New to the DAC program in 2018, machine learning, artificial intelligence, and deep learning are revolutionizing today’s technological landscape. The ability of machines to observe and learn from data is key to enabling many of tomorrow’s most exciting technologies such as fully autonomous vehicles and personalized medical care. At the 55th Design Automation Conference (DAC), Mentor’s experts and partners will be discussing the unique challenges of designing machine learning and artificial intelligence systems, as well as the various applications machine learning and artificial intelligence stand to benefit. Take a look below for a summary of our sessions.
FEATURED CONFERENCE SESSIONS
Tutorial 8: Machine learning for EDA applications
Mon, June 25 from 1:00pm – 5:00pm | Room 3020
A low-latency and platform independent neuronal networking design
Tue, June 26 from 3:30pm – 5:00pm | Room 2010
Accelerating functional coverage analysis using clustering machine learning techniques
Wed, June 27 from 1:30pm – 3:00pm | Room 2012
NVIDIA: Design and Verification of a Machine Learning Accelerator SoC Using an Object-Oriented HLS-Based Design Flow
A high-productivity digital VLSI flow for designing complex SoCs is presented. It includes High-Level Synthesis tools, an efficient implementation of Latency-Insensitive Channels, and MatchLib – an object-oriented library of synthesizable SystemC and C++ components. The flow was demonstrated on a programmable machine learning inference accelerator SoC designed in 16nm FinFET technology.
FotoNation: A Designer Life with HLS – Faster Computer Vision/Neural Networks
As a company with a history of innovation and experience in computational imaging algorithms, FotoNation is always looking for ways to speed up their development processes. This presentation will discuss two aspects of their experience going from RTL to HLS. The first topic is using HLS for algorithms such as Face Detection that they know well with RTL for comparison. The second is to use HLS to develop new Neural Network accelerators and how HLS could help them get from algorithm to critical FPGA demonstrators in a time which would not be possible with a traditional RTL flow.
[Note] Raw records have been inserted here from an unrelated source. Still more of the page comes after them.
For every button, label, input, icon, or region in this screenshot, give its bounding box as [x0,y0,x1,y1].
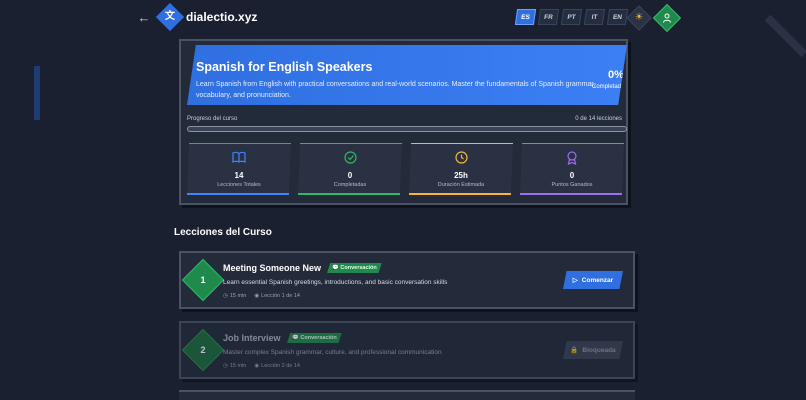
stat-label: Completadas [333,182,367,188]
stat-accent-top [409,143,513,144]
lesson-number: 2 [200,345,206,355]
check-circle-icon [298,151,402,167]
dot-icon: ◉ [254,293,260,299]
lesson-category-label: Conversación [340,265,377,271]
lesson-title: Meeting Someone New [223,263,322,273]
sun-icon: ☀ [634,12,644,23]
stat-completed: 0 Completadas [298,143,402,195]
lesson-meta: ◷ 15 min ◉ Lección 2 de 14 [223,363,300,369]
lang-it-button[interactable]: IT [583,9,606,25]
stat-accent-top [298,143,402,144]
lock-icon: 🔒 [570,347,579,354]
stat-accent-top [187,143,291,144]
stat-points: 0 Puntos Ganados [520,143,624,195]
dot-icon: ◉ [254,363,260,369]
stat-accent-bottom [187,193,291,195]
stat-value: 25h [454,171,468,180]
lesson-duration-label: 15 min [229,363,247,369]
lesson-description: Master complex Spanish grammar, culture,… [223,349,442,356]
lesson-position-label: Lección 1 de 14 [261,293,300,299]
course-overview-card: Spanish for English Speakers Learn Spani… [179,39,628,205]
lang-es-button[interactable]: ES [514,9,537,25]
brand-name[interactable]: dialectio.xyz [186,10,257,24]
top-bar: ← 文 dialectio.xyz ES FR PT IT EN ☀ [0,0,806,38]
course-title: Spanish for English Speakers [196,60,373,74]
lang-fr-button[interactable]: FR [537,9,560,25]
progress-count: 0 de 14 lecciones [575,116,622,122]
stat-label: Duración Estimada [437,182,485,188]
lesson-duration: ◷ 15 min [223,363,246,369]
lesson-position: ◉ Lección 2 de 14 [254,363,300,369]
decorative-bar [34,66,40,120]
locked-lesson-button: 🔒 Bloqueada [563,341,623,359]
lang-en-button[interactable]: EN [606,9,629,25]
stat-duration: 25h Duración Estimada [409,143,513,195]
locked-lesson-label: Bloqueada [582,346,616,354]
lesson-position: ◉ Lección 1 de 14 [254,293,300,299]
stat-value: 0 [569,171,575,180]
lang-pt-button[interactable]: PT [560,9,583,25]
language-switcher: ES FR PT IT EN [514,9,629,25]
clock-icon: ◷ [223,363,228,369]
clock-icon [409,151,513,167]
lesson-category-tag: 💬 Conversación [327,263,382,273]
stat-accent-bottom [409,193,513,195]
lesson-title: Job Interview [223,333,281,343]
lesson-card-partial [179,390,635,400]
play-icon: ▷ [572,277,578,284]
lesson-category-tag: 💬 Conversación [287,333,342,343]
stat-total-lessons: 14 Lecciones Totales [187,143,291,195]
start-lesson-button[interactable]: ▷ Comenzar [563,271,623,289]
course-percent-label: Completado [592,84,625,90]
stat-label: Puntos Ganados [551,182,593,188]
lesson-card[interactable]: 1 Meeting Someone New 💬 Conversación Lea… [179,251,635,309]
lesson-duration-label: 15 min [229,293,247,299]
course-progress-bar [187,126,627,132]
translate-icon: 文 [165,11,175,22]
course-description: Learn Spanish from English with practica… [196,81,596,99]
course-banner: Spanish for English Speakers Learn Spani… [187,45,627,105]
user-icon [657,8,677,28]
stat-accent-top [520,143,624,144]
lesson-meta: ◷ 15 min ◉ Lección 1 de 14 [223,293,300,299]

HLS for Custom Neural Network Inference in FPGA/ASIC
Neural networks are developed and trained using high-performance floating-point compute environments. However, the inference implementation can be reduced to meet power and real-time requirements with HW accelerators. General-purpose accelerators may not be optimal for power and performance where HLS enables designers to quickly achieve exactly what is needed. This session steps through a CNN (Convolutional Neural Network) inference implementation, highlights architectural choices, and shows how HLS can be used to rapidly design custom CNN accelerators.
HLS to the Rescue for Computer Vision and Deep Learning
The algorithms, to teach a computer to see, understand and make decisions, require a significant amount of parallel compute performance at the lowest possible power. HLS (High-Level Synthesis) is now finding itself in accelerated adoption for computer vision applications due to some unique capabilities and market drivers. This session presents an HLS introduction, what real customers are able to achieve with it, and why it is such a good fit to accelerate the delivery of high-performance, low-power hardware from rapidly changing algorithms and neural networks.
AMS Verification Methodology for GPUs in AI and Deep Learning Applications
Artificial Intelligence and Deep Learning based applications are the main drivers behind the current exponential increase in demand for computational power. This demand is predominantly being addressed now by GPUs instead of traditional CPUs. GPUs are high-performance, high-throughput chips which require I/O bandwidth of the order of Gbps and high-bandwidth memory interfaces. This talk will provide an overview of the AI and deep learning applications using GPUs, the added complexities on AMS verification and the methodology used to address these verification challenges in efficient and predictable ways.
Mentor ML Characterization Analytics Demo
ML Characterization Analytics provides signoff validation for characterized foundation IP, memories and custom/analog blocks. With Analytics, library producers and users both can validate libraries quickly and effectively using machine learning-based analysis and visualization. Library issues potentially leading to design delays or chip failure can now be identified and rectified within hours instead of weeks. In this live demo, we will show key library validation steps, and use the Analytics Explorer GUI to visually debug the source of library issues. We will demonstrate how Trend Analysis locates hard-to-find characterization errors by helping users identify outliers and incorrect trends in characterized values. We will also show how differences between library revision updates can be visualized in a clean and simple manner using the tool.